Now, flash forward to this newest expansion, where everything has been remade. Gamon still spends his time in the local inn. Except now he carries a battle axe, he's maximum level, and he's elite (meaning he's much tougher than a normal NPC of that level). The community made a sport out of beating up this poor NPC for years, so Blizzard saw fit to evolve the story around them. All those beatings tempered him into a tough fighter. He's still neutral, except now he'll kick around any players that dare still attack him.
An even bigger example is the town of Southshore. Years ago the player base used to involve themselves in titanic player vs. player battles between two little towns in the middle of nowhere, called "Southshore" and "Tarren Mill". Each was controlled by a different faction. Little fights in these areas would quickly escalate into huge battles as people called in their friends to assist. It became the stuff of legend.
With the advent of the new expansion, this too was acted upon.
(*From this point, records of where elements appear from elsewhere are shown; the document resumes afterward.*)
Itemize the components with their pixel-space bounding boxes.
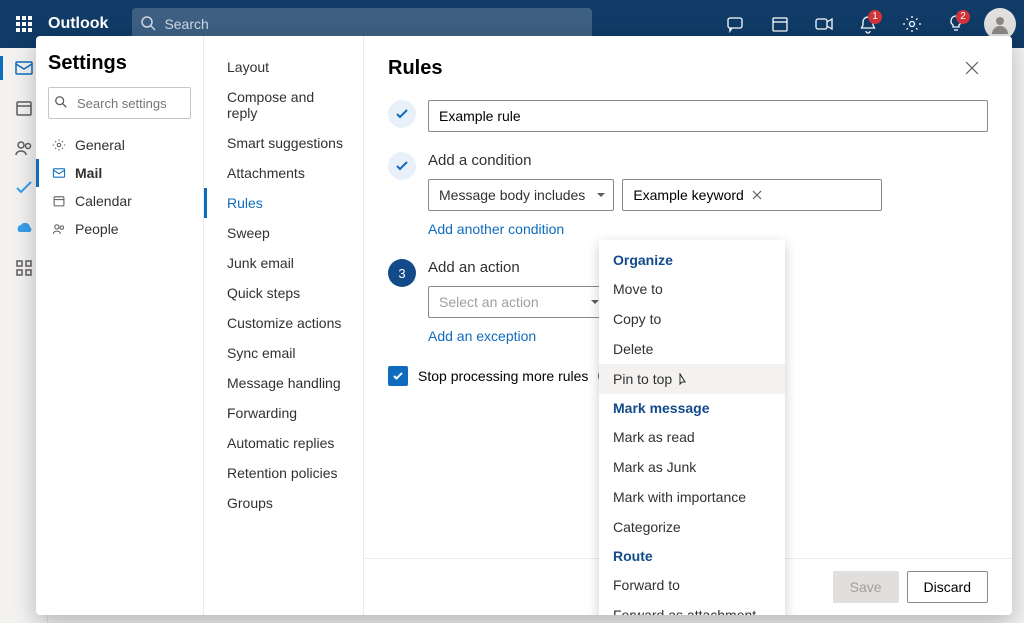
subnav-item[interactable]: Automatic replies	[204, 428, 363, 458]
rail-people-icon[interactable]	[12, 136, 36, 160]
menu-item[interactable]: Move to	[599, 274, 785, 304]
people-icon	[51, 221, 67, 237]
subnav-item[interactable]: Message handling	[204, 368, 363, 398]
subnav-item[interactable]: Sync email	[204, 338, 363, 368]
gear-icon	[51, 137, 67, 153]
nav-calendar[interactable]: Calendar	[36, 187, 191, 215]
action-dropdown-menu: OrganizeMove toCopy toDeletePin to topMa…	[599, 240, 785, 615]
mail-icon	[51, 165, 67, 181]
calendar-icon	[51, 193, 67, 209]
menu-item[interactable]: Mark as Junk	[599, 452, 785, 482]
subnav-item[interactable]: Groups	[204, 488, 363, 518]
subnav-item[interactable]: Retention policies	[204, 458, 363, 488]
stop-processing-checkbox[interactable]	[388, 366, 408, 386]
step-3-badge: 3	[388, 259, 416, 287]
rule-name-input[interactable]	[428, 100, 988, 132]
menu-group-title: Route	[599, 542, 785, 570]
notifications-badge: 1	[868, 10, 882, 24]
subnav-item[interactable]: Forwarding	[204, 398, 363, 428]
subnav-item[interactable]: Layout	[204, 52, 363, 82]
nav-mail[interactable]: Mail	[36, 159, 191, 187]
nav-label: General	[75, 137, 125, 153]
menu-item[interactable]: Forward to	[599, 570, 785, 600]
menu-item[interactable]: Pin to top	[599, 364, 785, 394]
menu-item[interactable]: Copy to	[599, 304, 785, 334]
subnav-item[interactable]: Smart suggestions	[204, 128, 363, 158]
subnav-item[interactable]: Quick steps	[204, 278, 363, 308]
rail-mail-icon[interactable]	[12, 56, 36, 80]
step-1-badge	[388, 100, 416, 128]
close-button[interactable]	[956, 52, 988, 84]
subnav-item[interactable]: Customize actions	[204, 308, 363, 338]
condition-label: Add a condition	[428, 152, 988, 169]
settings-search-input[interactable]	[48, 87, 191, 119]
menu-item[interactable]: Forward as attachment	[599, 600, 785, 615]
rail-todo-icon[interactable]	[12, 176, 36, 200]
rail-apps-icon[interactable]	[12, 256, 36, 280]
rail-calendar-icon[interactable]	[12, 96, 36, 120]
condition-value-chip[interactable]: Example keyword	[622, 179, 882, 211]
step-2-badge	[388, 152, 416, 180]
condition-dropdown[interactable]: Message body includes	[428, 179, 614, 211]
subnav-item[interactable]: Compose and reply	[204, 82, 363, 128]
subnav-item[interactable]: Rules	[204, 188, 363, 218]
menu-item[interactable]: Mark with importance	[599, 482, 785, 512]
rail-onedrive-icon[interactable]	[12, 216, 36, 240]
search-icon	[140, 15, 156, 31]
nav-label: People	[75, 221, 119, 237]
subnav-item[interactable]: Sweep	[204, 218, 363, 248]
settings-title: Settings	[48, 52, 191, 75]
menu-item[interactable]: Delete	[599, 334, 785, 364]
action-dropdown[interactable]: Select an action	[428, 286, 608, 318]
subnav-item[interactable]: Attachments	[204, 158, 363, 188]
chip-label: Example keyword	[633, 187, 744, 203]
menu-group-title: Organize	[599, 246, 785, 274]
discard-button[interactable]: Discard	[907, 571, 988, 603]
subnav-item[interactable]: Junk email	[204, 248, 363, 278]
brand-label: Outlook	[48, 15, 108, 33]
nav-label: Calendar	[75, 193, 132, 209]
app-launcher-icon[interactable]	[8, 8, 40, 40]
page-title: Rules	[388, 57, 442, 80]
add-condition-link[interactable]: Add another condition	[428, 221, 564, 237]
nav-people[interactable]: People	[36, 215, 191, 243]
menu-item[interactable]: Categorize	[599, 512, 785, 542]
search-icon	[54, 95, 68, 109]
menu-item[interactable]: Mark as read	[599, 422, 785, 452]
stop-processing-label: Stop processing more rules	[418, 368, 588, 384]
nav-label: Mail	[75, 165, 102, 181]
add-exception-link[interactable]: Add an exception	[428, 328, 536, 344]
save-button[interactable]: Save	[833, 571, 899, 603]
tips-badge: 2	[956, 10, 970, 24]
settings-dialog: Settings General Mail Calendar People La…	[36, 36, 1012, 615]
remove-chip-icon[interactable]	[752, 187, 762, 203]
nav-general[interactable]: General	[36, 131, 191, 159]
menu-group-title: Mark message	[599, 394, 785, 422]
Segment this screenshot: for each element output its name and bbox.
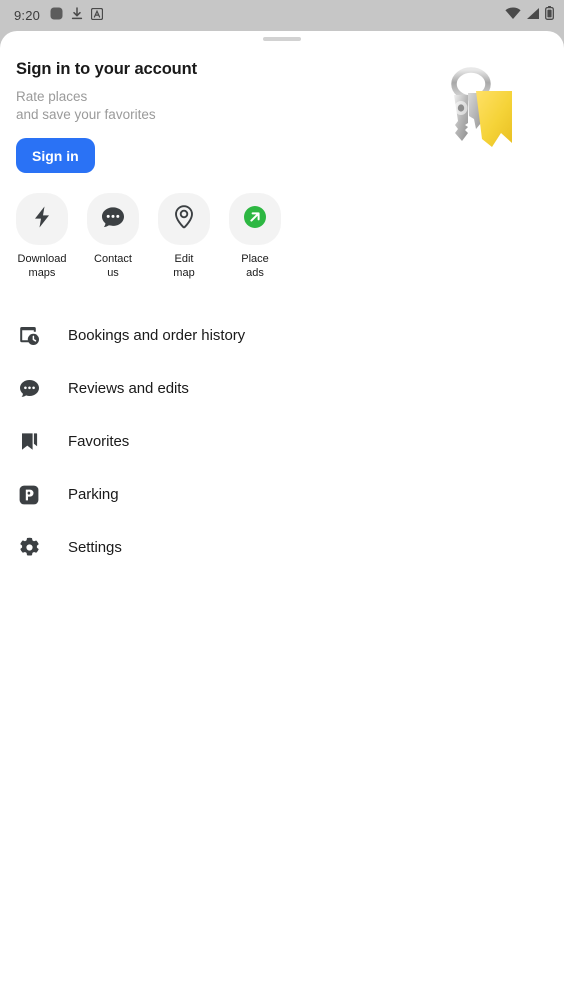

Control of Southshore changed hands and it's now manned by NPCs of the opposite faction. The player base started the war over these two towns and the game eventually changed to accommodate that. It declared a victor, and to the victor went the spoils.
So, now we have the players influencing the story of the game beyond the scope of what they play. Blizzard decided that Bandit Bob would have to die as part of the story, but the players decided that two innocuous towns would be the focal point for the war they were supposed to be fighting. A very interesting notion for a game that seems so unchangeable, and for any game in general. How often does the player tell the story, instead of the game?
(Disclaimer: Gamon, Southshore, and Tarren Mill all exist in the game. Farmer Joe and Bandit Bob are both fictitious entities that I made up just as throwaway examples.)